Federal judge: banks deceived Fannie and Freddie on mortgage-backed securities

"The magnitude of falsity, conservatively measured, is enormous," wrote U.S. District Judge Denise Cote of the Southern District of New York near the start of her a 361-page ruling in Federal Housing Finance Agency v. Nomura Holding America, decided last week after a four-week trial. The core question at issue in the case, in which a federal agency sued various financial agencies, was whether banks deceived the government-sponsored entities Fannie Mae and Freddie Mac about the nature of the mortgages contained in mortgage-backed securities the banks sold Fannie and Freddie. The court answered with a resounding yes. 

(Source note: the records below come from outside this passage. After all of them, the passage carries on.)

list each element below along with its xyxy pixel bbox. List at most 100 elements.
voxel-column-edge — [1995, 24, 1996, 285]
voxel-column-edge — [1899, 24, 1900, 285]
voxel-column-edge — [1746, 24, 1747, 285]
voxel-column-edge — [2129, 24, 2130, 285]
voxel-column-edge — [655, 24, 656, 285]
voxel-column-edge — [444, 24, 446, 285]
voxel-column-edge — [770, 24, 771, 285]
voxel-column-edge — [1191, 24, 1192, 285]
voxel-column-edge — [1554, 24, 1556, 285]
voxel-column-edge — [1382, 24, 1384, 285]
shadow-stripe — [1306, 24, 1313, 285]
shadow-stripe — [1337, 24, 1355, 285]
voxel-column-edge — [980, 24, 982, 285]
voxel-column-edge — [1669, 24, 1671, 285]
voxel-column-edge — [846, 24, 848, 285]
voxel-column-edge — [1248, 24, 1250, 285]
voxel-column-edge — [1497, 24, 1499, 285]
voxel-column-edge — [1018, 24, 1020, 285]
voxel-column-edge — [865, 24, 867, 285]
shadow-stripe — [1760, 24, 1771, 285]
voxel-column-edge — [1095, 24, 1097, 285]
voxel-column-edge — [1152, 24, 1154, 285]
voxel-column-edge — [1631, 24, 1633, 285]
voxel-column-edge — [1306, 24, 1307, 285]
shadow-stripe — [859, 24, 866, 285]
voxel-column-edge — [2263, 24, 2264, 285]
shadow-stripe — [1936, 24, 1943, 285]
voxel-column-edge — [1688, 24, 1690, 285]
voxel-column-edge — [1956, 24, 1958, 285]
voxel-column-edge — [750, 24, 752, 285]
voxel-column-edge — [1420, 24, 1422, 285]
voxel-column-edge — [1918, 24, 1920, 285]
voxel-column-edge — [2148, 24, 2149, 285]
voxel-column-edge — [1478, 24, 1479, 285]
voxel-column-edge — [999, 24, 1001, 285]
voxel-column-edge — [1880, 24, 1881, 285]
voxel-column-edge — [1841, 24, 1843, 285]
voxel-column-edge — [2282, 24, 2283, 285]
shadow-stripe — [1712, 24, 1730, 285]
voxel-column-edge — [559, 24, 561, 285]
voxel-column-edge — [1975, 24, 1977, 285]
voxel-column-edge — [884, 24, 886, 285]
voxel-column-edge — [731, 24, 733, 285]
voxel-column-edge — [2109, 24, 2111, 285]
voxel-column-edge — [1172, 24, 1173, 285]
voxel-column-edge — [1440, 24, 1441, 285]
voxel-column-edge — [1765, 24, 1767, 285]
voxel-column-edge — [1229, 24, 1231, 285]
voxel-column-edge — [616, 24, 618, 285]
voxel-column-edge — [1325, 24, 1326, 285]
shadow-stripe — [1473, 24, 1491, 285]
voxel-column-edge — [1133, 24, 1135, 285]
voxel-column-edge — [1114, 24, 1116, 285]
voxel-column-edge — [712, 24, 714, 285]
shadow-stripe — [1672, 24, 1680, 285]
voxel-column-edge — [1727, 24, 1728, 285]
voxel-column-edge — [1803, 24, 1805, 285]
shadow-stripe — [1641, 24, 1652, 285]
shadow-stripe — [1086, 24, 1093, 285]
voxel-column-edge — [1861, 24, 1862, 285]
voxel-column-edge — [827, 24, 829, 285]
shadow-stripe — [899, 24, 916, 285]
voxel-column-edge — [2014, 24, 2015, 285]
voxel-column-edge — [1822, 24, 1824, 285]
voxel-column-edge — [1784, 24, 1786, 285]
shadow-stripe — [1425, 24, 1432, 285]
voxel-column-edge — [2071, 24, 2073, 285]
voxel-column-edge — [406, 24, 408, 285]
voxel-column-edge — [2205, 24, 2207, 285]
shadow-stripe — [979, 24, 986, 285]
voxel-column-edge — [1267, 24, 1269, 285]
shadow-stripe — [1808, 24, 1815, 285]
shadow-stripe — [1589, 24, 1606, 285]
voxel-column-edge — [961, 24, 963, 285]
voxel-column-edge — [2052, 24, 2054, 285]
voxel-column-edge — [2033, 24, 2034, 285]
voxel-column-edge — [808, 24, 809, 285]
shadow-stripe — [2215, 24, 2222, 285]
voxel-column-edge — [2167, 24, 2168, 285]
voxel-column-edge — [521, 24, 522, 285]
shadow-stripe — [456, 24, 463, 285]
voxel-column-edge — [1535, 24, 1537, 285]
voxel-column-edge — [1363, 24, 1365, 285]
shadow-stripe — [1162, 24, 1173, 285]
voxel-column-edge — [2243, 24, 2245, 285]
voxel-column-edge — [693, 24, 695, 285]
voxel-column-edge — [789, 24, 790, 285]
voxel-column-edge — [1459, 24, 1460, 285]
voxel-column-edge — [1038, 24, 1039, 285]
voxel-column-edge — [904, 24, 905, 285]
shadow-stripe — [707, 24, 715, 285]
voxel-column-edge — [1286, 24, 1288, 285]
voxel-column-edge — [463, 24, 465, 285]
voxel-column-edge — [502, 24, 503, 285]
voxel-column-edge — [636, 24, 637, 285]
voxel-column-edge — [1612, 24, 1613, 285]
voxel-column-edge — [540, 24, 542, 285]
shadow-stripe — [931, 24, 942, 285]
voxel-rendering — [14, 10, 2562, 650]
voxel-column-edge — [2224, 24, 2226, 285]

The New York Times explains the ruling and puts it in context:

Many on Wall Street have long argued that the banks did not generally break the law when they packaged shoddy mortgages and sold them to investors in the lead-up to the financial crisis of 2008.

But on Monday, in the starkest of terms, a federal judge dealt a strong blow to that version of history. She ruled that two banks misled Fannie Mae and Freddie Mac in selling them mortgage bonds that contained numerous errors and misrepresentations. . . .

Some financiers and housing industry analysts have since asserted that, while Wall Street was acting out of greed and with a cavalier disregard for risk, it did not act deceptively. But Judge Cote, in her order, took a dim view of the banks’ conduct. She said that loan guidelines were “systematically disregarded” and found “disturbing examples” showing that Nomura was willing to package and sell defective loans.